Ebu Katâde, bir gün eteğine hurma yemi koyup atına götürünce, at başını kaldırdı, kulaklarını dikti!
Ebu Katâde:
" Allah'a yemin ederim ki; at, süvari atı kokusu almıştır! " dedi.
Annesi, ona:
" Vallahi, oğulcuğum! Biz Cahiliye devrinde bile kâhinlik etmez, gaibden yalan yanlış haber almaya ve vermeye kalkmazdık!
Muhammed aleyhisselam geldikten sonra, böyle şeylerle nasıl uğraşırız?! " dedi.
At tekrar başını kaldırıp kulaklarını dikti.
Ebu Katâde:
" Allah'a yemin ederim ki; at, süvari atı kokusu almıştır! " dedi. 142
Ebu Katâde der ki:
" Başımı, yıkıyordum. Başımın bir tarafını yıkadığım sırada idi ki, Cerve (Havze)'nin kişnediğini ve ayaklarını yere vurduğunu işittim.
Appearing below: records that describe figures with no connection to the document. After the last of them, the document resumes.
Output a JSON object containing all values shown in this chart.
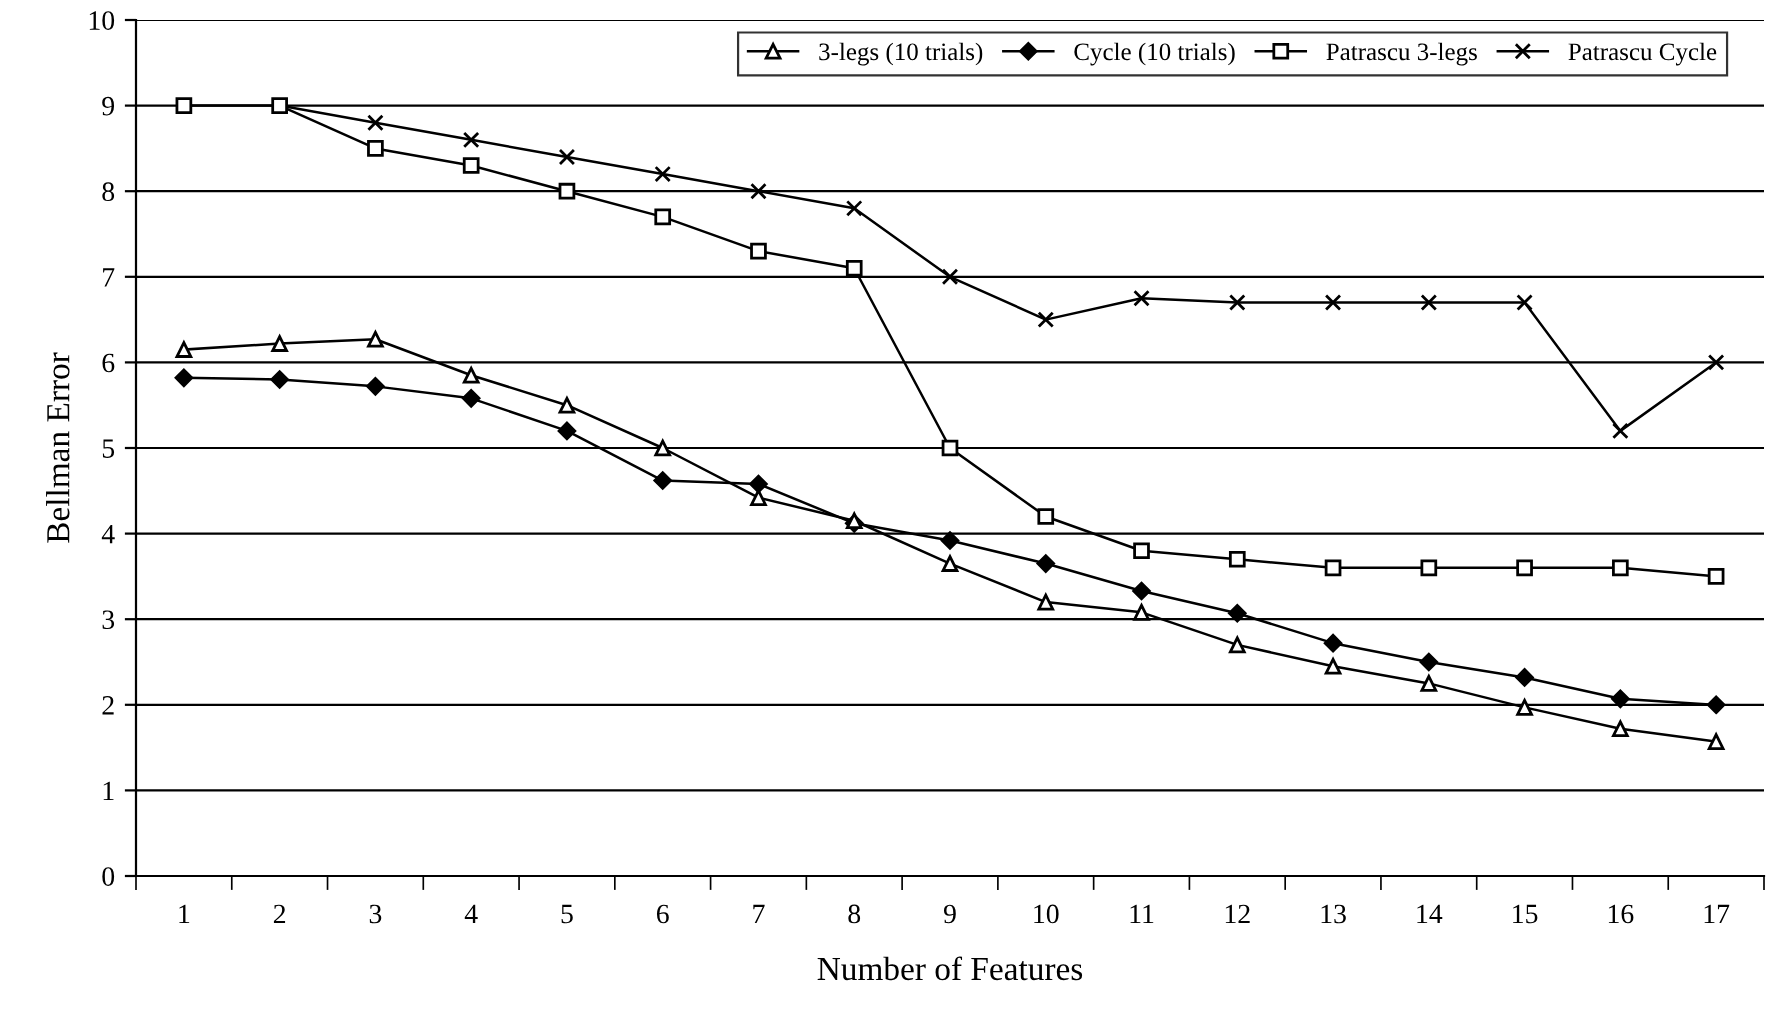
{
  "chart_data": {
    "type": "line",
    "xlabel": "Number of Features",
    "ylabel": "Bellman Error",
    "categories": [
      "1",
      "2",
      "3",
      "4",
      "5",
      "6",
      "7",
      "8",
      "9",
      "10",
      "11",
      "12",
      "13",
      "14",
      "15",
      "16",
      "17"
    ],
    "ylim": [
      0,
      10
    ],
    "yticks": [
      0,
      1,
      2,
      3,
      4,
      5,
      6,
      7,
      8,
      9,
      10
    ],
    "grid": "y",
    "legend": "top right",
    "series": [
      {
        "name": "3-legs (10 trials)",
        "color": "#000000",
        "marker": "triangle",
        "values": [
          6.15,
          6.22,
          6.27,
          5.85,
          5.5,
          5.0,
          4.42,
          4.15,
          3.65,
          3.2,
          3.08,
          2.7,
          2.45,
          2.25,
          1.97,
          1.72,
          1.57
        ]
      },
      {
        "name": "Cycle (10 trials)",
        "color": "#000000",
        "marker": "diamond",
        "values": [
          5.82,
          5.8,
          5.72,
          5.58,
          5.2,
          4.62,
          4.58,
          4.12,
          3.92,
          3.65,
          3.33,
          3.07,
          2.72,
          2.5,
          2.32,
          2.07,
          2.0
        ]
      },
      {
        "name": "Patrascu 3-legs",
        "color": "#000000",
        "marker": "square",
        "values": [
          9.0,
          9.0,
          8.5,
          8.3,
          8.0,
          7.7,
          7.3,
          7.1,
          5.0,
          4.2,
          3.8,
          3.7,
          3.6,
          3.6,
          3.6,
          3.6,
          3.5
        ]
      },
      {
        "name": "Patrascu Cycle",
        "color": "#000000",
        "marker": "cross",
        "values": [
          null,
          9.0,
          8.8,
          8.6,
          8.4,
          8.2,
          8.0,
          7.8,
          7.0,
          6.5,
          6.75,
          6.7,
          6.7,
          6.7,
          6.7,
          5.2,
          6.0
        ]
      }
    ]
  }
}
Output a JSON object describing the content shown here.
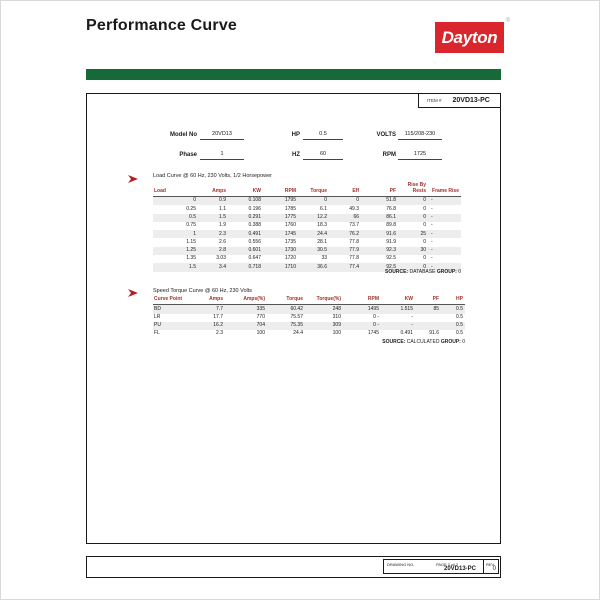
{
  "header": {
    "title": "Performance Curve",
    "logo_text": "Dayton",
    "logo_registered": "®"
  },
  "colors": {
    "green_bar": "#166939",
    "brand_red": "#D8262C",
    "table_header_red": "#A0302C",
    "row_stripe": "#EDEDED"
  },
  "item_box": {
    "label": "ITEM #",
    "value": "20VD13-PC"
  },
  "motor_info": {
    "model_label": "Model No",
    "model_value": "20VD13",
    "hp_label": "HP",
    "hp_value": "0.5",
    "volts_label": "VOLTS",
    "volts_value": "115/208-230",
    "phase_label": "Phase",
    "phase_value": "1",
    "hz_label": "HZ",
    "hz_value": "60",
    "rpm_label": "RPM",
    "rpm_value": "1725"
  },
  "load_curve": {
    "title": "Load Curve @ 60 Hz, 230 Volts, 1/2 Horsepower",
    "columns": [
      "Load",
      "Amps",
      "KW",
      "RPM",
      "Torque",
      "Eff",
      "PF",
      "Rise By\nResis",
      "Frame Rise"
    ],
    "rows": [
      [
        "0",
        "0.9",
        "0.108",
        "1795",
        "0",
        "0",
        "51.8",
        "0",
        "-"
      ],
      [
        "0.25",
        "1.1",
        "0.196",
        "1785",
        "6.1",
        "49.3",
        "76.8",
        "0",
        "-"
      ],
      [
        "0.5",
        "1.5",
        "0.291",
        "1775",
        "12.2",
        "66",
        "86.1",
        "0",
        "-"
      ],
      [
        "0.75",
        "1.9",
        "0.388",
        "1760",
        "18.3",
        "73.7",
        "89.8",
        "0",
        "-"
      ],
      [
        "1",
        "2.3",
        "0.491",
        "1745",
        "24.4",
        "76.2",
        "91.6",
        "25",
        "-"
      ],
      [
        "1.15",
        "2.6",
        "0.556",
        "1735",
        "28.1",
        "77.8",
        "91.9",
        "0",
        "-"
      ],
      [
        "1.25",
        "2.8",
        "0.601",
        "1730",
        "30.5",
        "77.9",
        "92.3",
        "30",
        "-"
      ],
      [
        "1.35",
        "3.03",
        "0.647",
        "1720",
        "33",
        "77.8",
        "92.5",
        "0",
        "-"
      ],
      [
        "1.5",
        "3.4",
        "0.718",
        "1710",
        "36.6",
        "77.4",
        "92.5",
        "0",
        "-"
      ]
    ],
    "source_label": "SOURCE:",
    "source_value": "DATABASE",
    "group_label": "GROUP:",
    "group_value": "0"
  },
  "speed_torque": {
    "title": "Speed Torque Curve @ 60 Hz, 230 Volts",
    "columns": [
      "Curve Point",
      "Amps",
      "Amps(%)",
      "Torque",
      "Torque(%)",
      "RPM",
      "KW",
      "PF",
      "HP"
    ],
    "rows": [
      [
        "BD",
        "7.7",
        "335",
        "60.42",
        "248",
        "1495",
        "1.515",
        "85",
        "0.5"
      ],
      [
        "LR",
        "17.7",
        "770",
        "75.57",
        "310",
        "0 -",
        "-",
        "",
        "0.5"
      ],
      [
        "PU",
        "16.2",
        "704",
        "75.35",
        "309",
        "0 -",
        "-",
        "",
        "0.5"
      ],
      [
        "FL",
        "2.3",
        "100",
        "24.4",
        "100",
        "1745",
        "0.491",
        "91.6",
        "0.5"
      ]
    ],
    "source_label": "SOURCE:",
    "source_value": "CALCULATED",
    "group_label": "GROUP:",
    "group_value": "0"
  },
  "footer": {
    "drawing_no_label": "DRAWING NO.",
    "page_label": "PAGE 2 of 2",
    "drawing_no_value": "20VD13-PC",
    "rev_label": "REV",
    "rev_value": "0"
  }
}
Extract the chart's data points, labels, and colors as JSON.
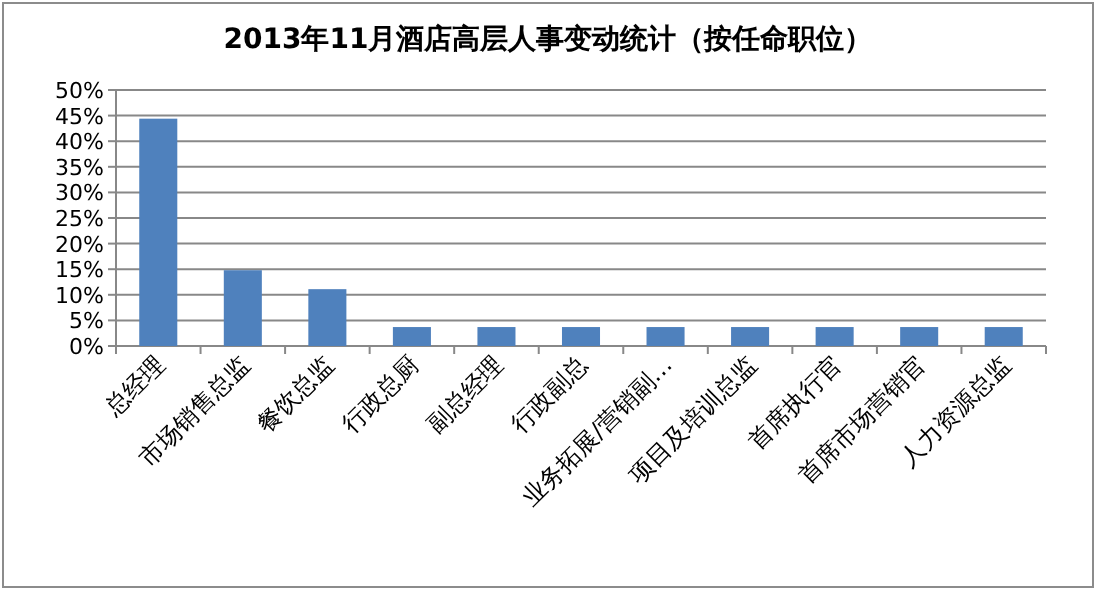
{
  "chart_data": {
    "type": "bar",
    "title": "2013年11月酒店高层人事变动统计（按任命职位）",
    "categories": [
      "总经理",
      "市场销售总监",
      "餐饮总监",
      "行政总厨",
      "副总经理",
      "行政副总",
      "业务拓展/营销副…",
      "项目及培训总监",
      "首席执行官",
      "首席市场营销官",
      "人力资源总监"
    ],
    "values": [
      44.4,
      14.8,
      11.1,
      3.7,
      3.7,
      3.7,
      3.7,
      3.7,
      3.7,
      3.7,
      3.7
    ],
    "color": "#4f81bd",
    "ylim": [
      0,
      50
    ],
    "yticks": [
      {
        "value": 0,
        "label": "0%"
      },
      {
        "value": 5,
        "label": "5%"
      },
      {
        "value": 10,
        "label": "10%"
      },
      {
        "value": 15,
        "label": "15%"
      },
      {
        "value": 20,
        "label": "20%"
      },
      {
        "value": 25,
        "label": "25%"
      },
      {
        "value": 30,
        "label": "30%"
      },
      {
        "value": 35,
        "label": "35%"
      },
      {
        "value": 40,
        "label": "40%"
      },
      {
        "value": 45,
        "label": "45%"
      },
      {
        "value": 50,
        "label": "50%"
      }
    ],
    "grid": "y"
  }
}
'Bu, savaşa hazırlanma işaretidir! ' dedim.
Başımın kalan yansını yıkamaksızın kalktım, ata bindim.
Üzerimde kaftanım vardı.
O sırada, Resûlullah aleyhisselamın seslenicisi:
'Yetişiniz! Yetişiniz! ' diyerek seslenmekte idi. 143
Resûlullah aleyhisselam:
'Ey Ebu Katâde! Hemen hareket et! Allah yoldaşın olsun! ' buyurdu." 144
-------------------------------------
142. Beyhakî, Delâilü'n-nübüvve, c. 4, s. 191 , Suyûtî, Hasâisü'l-kübrâ, c. 2, s. 48, 49.
143. Vâkıdî, Megâzî, c. 2, s. 544, Zehebî, Siyeru a'lâmi'n-nübelâ, c. 2, s. 321.
144. Beyhakî, Delâilü'n-nübüvve, c. 4, s. 191 , Suyûtî, Hasâisü'l-kübrâ, c. c. 2, s. 49.